I had always wanted to learn to sail ever since Arthur Ransome captivated me as a twelve year old with his delightfully illustrated novels about young people sailing, Swallows and Amazons.  It is a bit of  stretch to transpose learning to sail in Santa Cruz California to learning to sail and fight off pirates on a picturesque English lake but the novels of my youth were never far from my mind as I navigated Monterey Bay, bought a boat and made it my home. After seeking our adventure and looking for a way out of a lonely divorce I settled on sailing and a life in a marina as the best possible world. I messed around in boats for years to come.
Thus when we made the decision, my wife and I to retire in motion the question of a boat came up. In favor was familiarity, the pleasure of sailing in tropical waters and landing in exotic islands and coastlines and being able to anchor offshore in one's own little world. Against that we foresaw a miserable life for Rusty who is a land dog, and a certain separation from places we wanted to visit in inland areas. Besides we also want  a new type of adventure. So we looked at land cruisers.
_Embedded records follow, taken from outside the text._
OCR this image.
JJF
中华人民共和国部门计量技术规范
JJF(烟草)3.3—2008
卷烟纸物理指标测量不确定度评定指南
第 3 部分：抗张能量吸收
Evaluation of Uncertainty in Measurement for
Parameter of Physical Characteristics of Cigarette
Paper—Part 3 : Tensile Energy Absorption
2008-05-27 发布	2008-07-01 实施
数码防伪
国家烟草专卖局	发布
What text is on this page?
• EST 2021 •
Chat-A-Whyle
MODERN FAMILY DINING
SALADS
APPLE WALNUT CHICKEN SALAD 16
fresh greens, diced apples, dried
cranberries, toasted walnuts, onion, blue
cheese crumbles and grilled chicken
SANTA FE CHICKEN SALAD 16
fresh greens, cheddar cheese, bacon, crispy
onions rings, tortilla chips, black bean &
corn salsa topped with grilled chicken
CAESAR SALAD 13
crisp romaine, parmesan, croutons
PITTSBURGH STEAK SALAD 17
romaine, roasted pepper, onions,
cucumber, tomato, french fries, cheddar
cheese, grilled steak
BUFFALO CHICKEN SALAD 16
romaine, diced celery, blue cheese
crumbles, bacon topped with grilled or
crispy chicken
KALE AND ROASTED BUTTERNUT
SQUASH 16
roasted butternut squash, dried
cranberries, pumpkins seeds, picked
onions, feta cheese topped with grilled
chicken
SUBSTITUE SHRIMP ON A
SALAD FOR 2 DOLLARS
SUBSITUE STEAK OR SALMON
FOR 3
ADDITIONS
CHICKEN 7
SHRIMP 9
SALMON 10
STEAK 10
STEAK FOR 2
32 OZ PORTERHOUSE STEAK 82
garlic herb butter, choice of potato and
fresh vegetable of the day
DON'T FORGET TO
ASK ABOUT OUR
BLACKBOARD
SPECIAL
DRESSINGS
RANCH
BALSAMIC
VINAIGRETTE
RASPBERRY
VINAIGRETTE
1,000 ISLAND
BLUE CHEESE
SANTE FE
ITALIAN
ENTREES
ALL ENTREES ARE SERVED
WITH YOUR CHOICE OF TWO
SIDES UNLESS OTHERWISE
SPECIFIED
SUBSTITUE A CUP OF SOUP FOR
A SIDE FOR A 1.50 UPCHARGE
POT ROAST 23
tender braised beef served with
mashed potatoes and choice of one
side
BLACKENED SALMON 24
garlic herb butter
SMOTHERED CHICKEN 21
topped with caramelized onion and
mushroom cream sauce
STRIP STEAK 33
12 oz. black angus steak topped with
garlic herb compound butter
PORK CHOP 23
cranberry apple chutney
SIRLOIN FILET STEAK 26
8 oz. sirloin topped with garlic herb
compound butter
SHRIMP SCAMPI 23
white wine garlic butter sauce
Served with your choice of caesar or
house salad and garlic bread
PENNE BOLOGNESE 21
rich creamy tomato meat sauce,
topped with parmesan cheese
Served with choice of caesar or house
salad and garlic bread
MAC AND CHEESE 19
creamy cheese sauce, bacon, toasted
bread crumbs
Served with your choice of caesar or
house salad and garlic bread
The funny thing was that the man who is overseeing the building of our van has himself moved from vehicles to airplanes, reveling in his Comanche single-engined plane capable of 200 miles an hour and flying him to weekend destinations as far away as New Orleans in a couple of hours from his North Florida home. He showed me pictures of a luxurious air conditioned and heated interior, four seats and  l parked five minutes from home. In my head as I stared in fascination at this exotic world so far from my own I saw myself hovering over the sand dunes of Monterey Bay as ungainly as a blimp, or finding my solace in a movable home and here is the master of movable home builders seeking perfection in air and space and speed. We humans are unaccountable. 
Standing on Simonton Beach pondering my forthcoming life as a nomad I looked out over the harbor and saw a figure striding across the deck of his boat. He took up the pose and I knew what was coming next...
Gone! Morning ablutions.Not a thing so easy to accomplish in a  van i thought to myself enjoying the morning sun illuminating the water and the boat and the greenery on Christmas Tree Island.
Later I saw the boat slipping out of Key West answerable to no one and free to go in any direction, wind tide and fuel supply permitting.  Dragging a  dinghy like that I doubt the high seas are his target but a watcher on the seawall can have his fantasies can't he?
My van is my future, I turn my back on the ocean. No more night watches, no more wet bottoms getting ashore, no more endless walks to accomplish the simplest of chores, no more going a shore at all hours to get the dog walked. Van life? Piece of cake.